The Archbishop's Palace (Palatul Arhiepiscopiei Tomisului) is a building located at 23 Arhiepiscopiei Street, Constanța, Romania. It is the official residence of the Romanian Orthodox Archbishop of Tomis.

The palace was built upon the initiative of Bishop Ilarie Teodorescu. In 1924, architect Ion D. Enescu drew up the plans, which specified imposing dimensions, two recessed facades with two floors, an orientation parallel to the adjacent cathedral and arched windows of different styles on three levels. The cornerstone was laid in May 1925; among those present were Patriarch Miron Cristea and ministers Constantin Angelescu and Alexandru Lapedatu. The initial cost was 2 million lei, paid by the Religious Affairs and Arts Ministry. Bishop Ilarie died in autumn 1925; his successor Gherontie Nicolau oversaw completion. Construction was beset by various difficulties, prompting one of the chief participants to commit suicide in late 1926.
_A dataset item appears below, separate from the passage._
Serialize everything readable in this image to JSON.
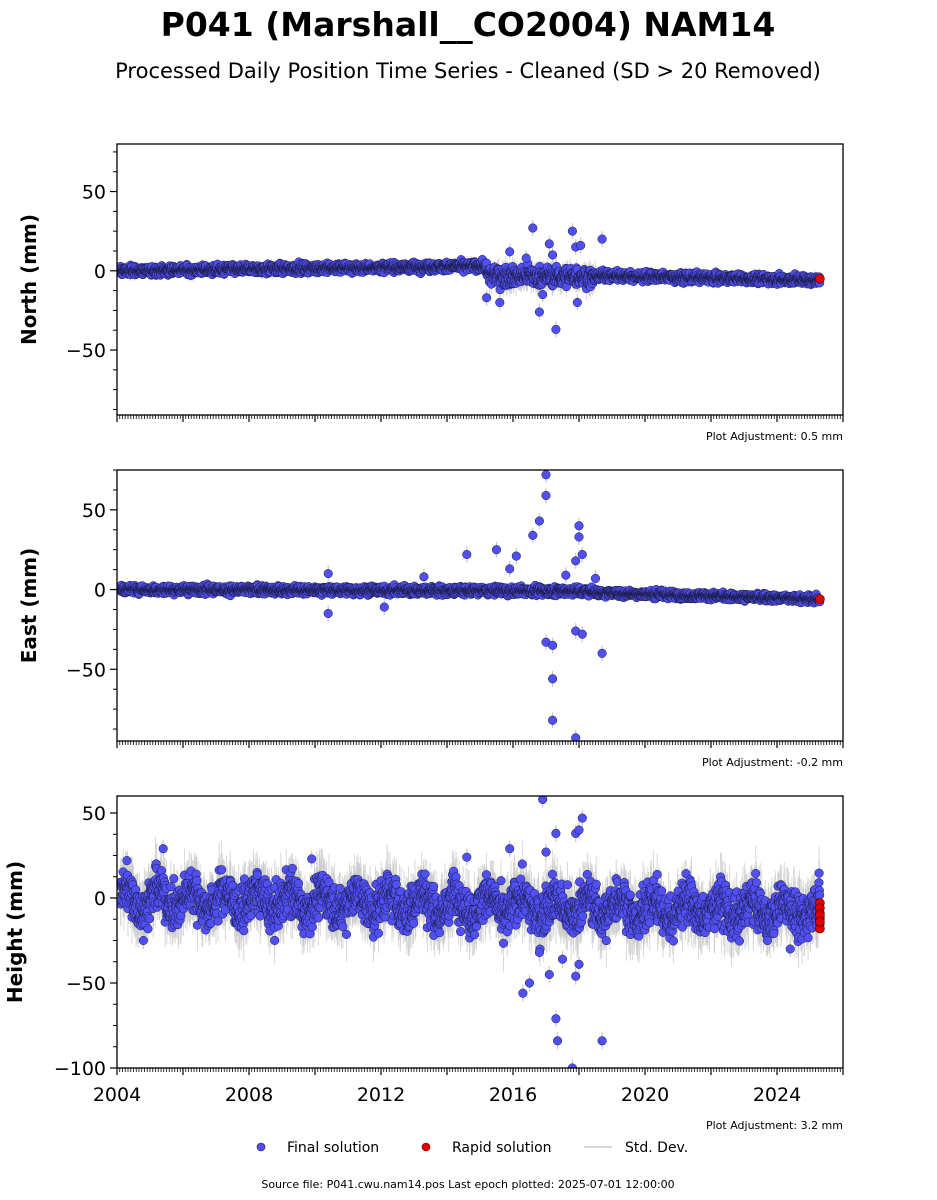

The palace was largely complete by mid-1927, but was only finalized and inaugurated in early 1934. Bishop Gherontie opened a wax candle factory in the basement in 1939. The building was damaged by Soviet bombing during World War II and repaired in 1957-1958. Under the communist regime, from 1957 to 1977, it housed the Constanța History and Archaeology Museum. It then hosted the Constanța County Library until 1998, when it was restored to the archdiocese. The top floor of the building was destroyed by fire in 2022.

The palace is listed as a historic monument by Romania's Ministry of Culture and Religious Affairs.